Расшифровывал послание Вадим в маленьком уютном кафе на Звенигородской улице. Извозчик сидел за соседним столиком, с аппетитом уплетая оплаченный Реутовым обильный полдник. А вот у Вадима никакого интереса к еде на этот раз не было. У Полины, впрочем, тоже. Поэтому себе они заказали только кофе.
— Что это? — следовало признать, Полина проявила невероятное терпение, но свой предел есть у всех, даже у таких замечательных женщин, как она.
— Это? — Реутов отхлебнул кофе и развернул письмо. — Это, можно сказать, "последнее прости" моего дорогого папеньки.
— Мне не нравится твой тон, — нахмурилась Полина. — Он все-таки твой отец.
— Ну какой он, к черту, отец! — Криво усмехнулся Реутов, на мгновение позволивший чувствам взять верх над благоразумием. — Так, производитель.
"Производитель, — повторил он про себя, пробуя случайное, в общем-то, слово на вкус. — Ну, не так уж и далеко от истины. Ведь так, папочка?"
— А теперь помолчи, пожалуйста, — попросил он совершенно опешившую Полину. — Мне надо сосредоточиться. Пять минут... — но, увидев, что, на этот раз, девушка его не поняла, вынужден был объяснить: — Мне еще надо его расшифровать, — сказал он, показывая ей страницу, заполненную рядами чисел. — Не то, чтобы очень сложно... но все-таки требует некоторой концентрации внимания. Так что, пять минут. Ладушки?
— А ключ? — еще больше удивилась Полина.
— Ключ? — переспросил занятый своими мыслями Вадим. — Ключ здесь, — и он постучал согнутым указательным пальцем по лбу.
Самое смешное, что он не обманывал. "Понятие о совершенном живописце"1 он помнил наизусть.
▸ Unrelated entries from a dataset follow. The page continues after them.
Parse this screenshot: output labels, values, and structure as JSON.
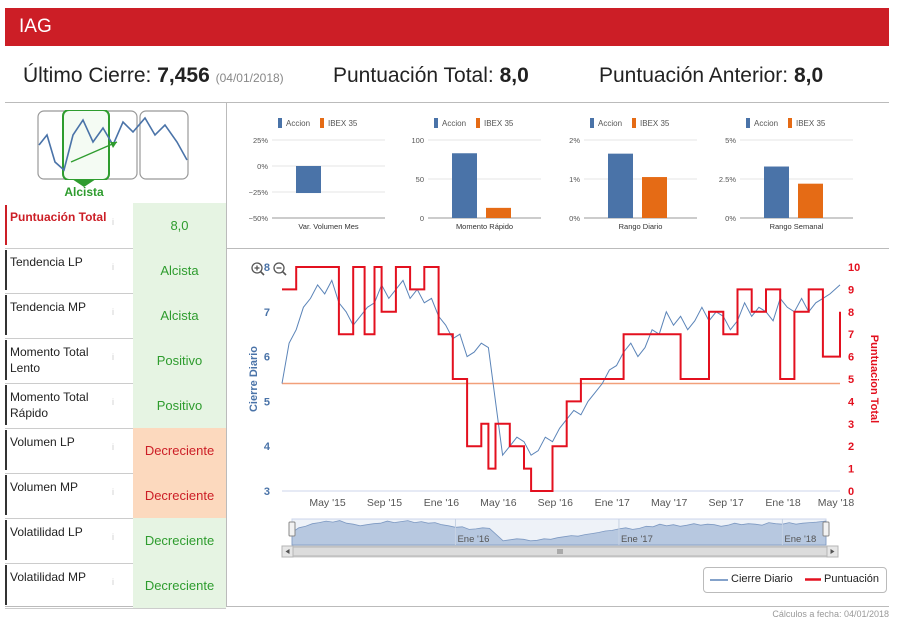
{
  "header": {
    "title": "IAG"
  },
  "summary": {
    "cierre_label": "Último Cierre:",
    "cierre_value": "7,456",
    "cierre_date": "(04/01/2018)",
    "total_label": "Puntuación Total:",
    "total_value": "8,0",
    "anterior_label": "Puntuación Anterior:",
    "anterior_value": "8,0"
  },
  "trend_icon": {
    "label": "Alcista"
  },
  "indicators": [
    {
      "label": "Puntuación Total",
      "value": "8,0",
      "style": "green",
      "highlight": true
    },
    {
      "label": "Tendencia LP",
      "value": "Alcista",
      "style": "green",
      "highlight": false
    },
    {
      "label": "Tendencia MP",
      "value": "Alcista",
      "style": "green",
      "highlight": false
    },
    {
      "label": "Momento Total Lento",
      "value": "Positivo",
      "style": "green",
      "highlight": false
    },
    {
      "label": "Momento Total Rápido",
      "value": "Positivo",
      "style": "green",
      "highlight": false
    },
    {
      "label": "Volumen LP",
      "value": "Decreciente",
      "style": "orange",
      "highlight": false
    },
    {
      "label": "Volumen MP",
      "value": "Decreciente",
      "style": "orange",
      "highlight": false
    },
    {
      "label": "Volatilidad LP",
      "value": "Decreciente",
      "style": "green",
      "highlight": false
    },
    {
      "label": "Volatilidad MP",
      "value": "Decreciente",
      "style": "green",
      "highlight": false
    }
  ],
  "info_icon": "i",
  "colors": {
    "accion": "#4a73a8",
    "ibex": "#e56b15",
    "score": "#e3101f",
    "price": "#5b84b8",
    "green": "#2e9c2e",
    "red": "#cc1e26"
  },
  "chart_data": [
    {
      "type": "bar",
      "title": "Var. Volumen Mes",
      "legend": [
        "Accion",
        "IBEX 35"
      ],
      "ticks": [
        "25%",
        "0%",
        "−25%",
        "−50%"
      ],
      "ylim": [
        -50,
        25
      ],
      "values": [
        -26,
        0
      ]
    },
    {
      "type": "bar",
      "title": "Momento Rápido",
      "legend": [
        "Accion",
        "IBEX 35"
      ],
      "ticks": [
        "100",
        "50",
        "0"
      ],
      "ylim": [
        0,
        100
      ],
      "values": [
        83,
        13
      ]
    },
    {
      "type": "bar",
      "title": "Rango Diario",
      "legend": [
        "Accion",
        "IBEX 35"
      ],
      "ticks": [
        "2%",
        "1%",
        "0%"
      ],
      "ylim": [
        0,
        2
      ],
      "values": [
        1.65,
        1.05
      ]
    },
    {
      "type": "bar",
      "title": "Rango Semanal",
      "legend": [
        "Accion",
        "IBEX 35"
      ],
      "ticks": [
        "5%",
        "2.5%",
        "0%"
      ],
      "ylim": [
        0,
        5
      ],
      "values": [
        3.3,
        2.2
      ]
    },
    {
      "type": "line",
      "title": "",
      "ylabel_left": "Cierre Diario",
      "ylabel_right": "Puntuacion Total",
      "ylim_left": [
        3,
        8
      ],
      "ylim_right": [
        0,
        10
      ],
      "left_ticks": [
        "8",
        "7",
        "6",
        "5",
        "4",
        "3"
      ],
      "right_ticks": [
        "10",
        "9",
        "8",
        "7",
        "6",
        "5",
        "4",
        "3",
        "2",
        "1",
        "0"
      ],
      "x_ticks": [
        "May '15",
        "Sep '15",
        "Ene '16",
        "May '16",
        "Sep '16",
        "Ene '17",
        "May '17",
        "Sep '17",
        "Ene '18",
        "May '18"
      ],
      "navigator_ticks": [
        "Ene '16",
        "Ene '17",
        "Ene '18"
      ],
      "reference_score": 4.8,
      "series": [
        {
          "name": "Cierre Diario",
          "x_months": [
            0,
            0.5,
            1,
            1.5,
            2,
            2.5,
            3,
            3.5,
            4,
            4.5,
            5,
            5.5,
            6,
            6.5,
            7,
            7.5,
            8,
            8.5,
            9,
            9.5,
            10,
            10.5,
            11,
            11.5,
            12,
            12.5,
            13,
            13.5,
            14,
            14.5,
            15,
            15.5,
            16,
            16.5,
            17,
            17.5,
            18,
            18.5,
            19,
            19.5,
            20,
            20.5,
            21,
            21.5,
            22,
            22.5,
            23,
            23.5,
            24,
            24.5,
            25,
            25.5,
            26,
            26.5,
            27,
            27.5,
            28,
            28.5,
            29,
            29.5,
            30,
            30.5,
            31,
            31.5,
            32,
            32.5,
            33,
            33.5,
            34,
            34.5,
            35,
            35.5,
            36,
            36.5,
            37,
            37.5,
            38,
            38.5,
            39.2
          ],
          "values": [
            5.4,
            6.3,
            6.6,
            7.1,
            7.3,
            7.6,
            7.4,
            7.7,
            7.2,
            7.0,
            6.7,
            6.9,
            7.1,
            7.2,
            7.6,
            7.3,
            7.5,
            7.7,
            7.3,
            7.5,
            7.2,
            7.3,
            6.9,
            6.7,
            6.4,
            6.5,
            6.0,
            6.1,
            6.3,
            6.2,
            5.0,
            3.8,
            4.0,
            4.2,
            4.1,
            3.8,
            3.9,
            4.2,
            4.1,
            4.4,
            4.6,
            4.8,
            4.7,
            5.0,
            5.2,
            5.4,
            5.7,
            5.8,
            6.1,
            6.3,
            6.0,
            6.2,
            6.6,
            6.5,
            7.0,
            6.7,
            6.9,
            6.6,
            6.8,
            7.1,
            6.8,
            7.0,
            6.9,
            6.6,
            6.8,
            7.2,
            6.9,
            7.1,
            7.0,
            6.8,
            7.3,
            7.1,
            7.0,
            7.3,
            7.0,
            7.2,
            7.3,
            7.4,
            7.6
          ]
        },
        {
          "name": "Puntuación",
          "x_months": [
            0,
            1,
            1.5,
            3,
            4,
            5,
            5.8,
            6.5,
            7,
            8,
            9,
            10,
            11,
            12,
            13,
            14,
            14.5,
            15,
            16,
            17,
            17.5,
            18.5,
            19,
            20,
            21,
            22,
            23,
            24,
            25,
            26,
            28,
            30,
            31,
            32,
            33,
            34,
            35,
            36,
            37,
            38,
            39.2
          ],
          "values": [
            9,
            10,
            10,
            10,
            7,
            10,
            7,
            10,
            8,
            10,
            9,
            10,
            7,
            5,
            2,
            3,
            1,
            3,
            2,
            1,
            0,
            0,
            2,
            4,
            5,
            5,
            5,
            7,
            7,
            7,
            5,
            8,
            7,
            9,
            8,
            9,
            5,
            8,
            9,
            6,
            8
          ]
        }
      ]
    }
  ],
  "main_legend": {
    "price": "Cierre Diario",
    "score": "Puntuación"
  },
  "footer": "Cálculos a fecha: 04/01/2018"
}
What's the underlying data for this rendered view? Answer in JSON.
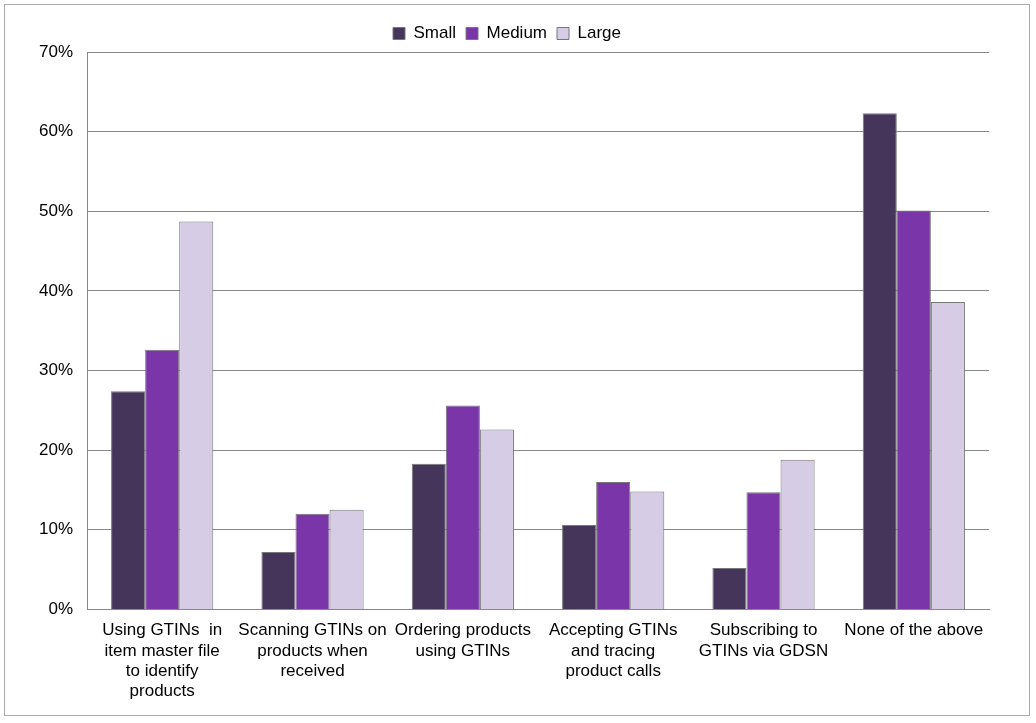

Причем не просто так, как запоминают, скажем, люди с хорошей памятью стихи или прозу, а построчно и постранично, притом в том единственном экземпляре того самого издания 1789 года, которое для этой цели и было когда-то выбрано. Томика того, как он теперь доподлинно знал, физически более не существовало, но не суть неважно. Книги не было, но она по-прежнему существовала потому, что Вадим ее помнил, вернее, знал наизусть. Этого достаточно.
#1Понятие о совершенном живописце, служащее основанием судить о творениях живописцев; и Примечание о портретах", Роже де Пиль / Переведено Коллежским Асессором Архипом Ивановым. С.-Петербург, Печатано у Вильковского, 1789 г. Перевод сочинения Роже де Пиля " Lidee du peintre parfait ", сделанный с итальянского перевода " Lidea del perietto pittore ".
Тем не менее, декодирование — да еще без карандаша и бумажки — задача не из простых, но к счастью, письмо оказалось недлинным. И, хотя Реутов и не уложился в обещанные пять минут, через четверть часа, закуривая третью по счету папиросу, он запалил заодно и комок мятой бумаги, в который превратилось теперь письмо от "старшего Хутуркинова". Дело было сделано, и хранить эти опасные во всех смыслах листочки стало незачем. Вадим улыбнулся, как бы извиняясь, перед хозяйкой кафе, с удивлением посмотревшей в их сторону, бросил вспыхнувший комок в пепельницу, дождался, пока бумага не прогорит до конца, и размешал пепел чайной ложечкой.
— Все, — сказал он с поразившей его самого грустью. — Теперь мы можем идти. Дело к вечеру, а у нас еще дел невпроворот.
5.
Они вернулись на извозчике к оставленному еще днем "Итилю", перегрузили в багажник баулы и поехали на Чухонскую сторону, в ломбард господина Кожина и неизвестных по именам партнеров, которые как, впрочем, и сам Аврамий Провович, могли оказаться существами вполне мифическими. Но вот само "хитрое" заведение существовало в Петрове без малого сто лет.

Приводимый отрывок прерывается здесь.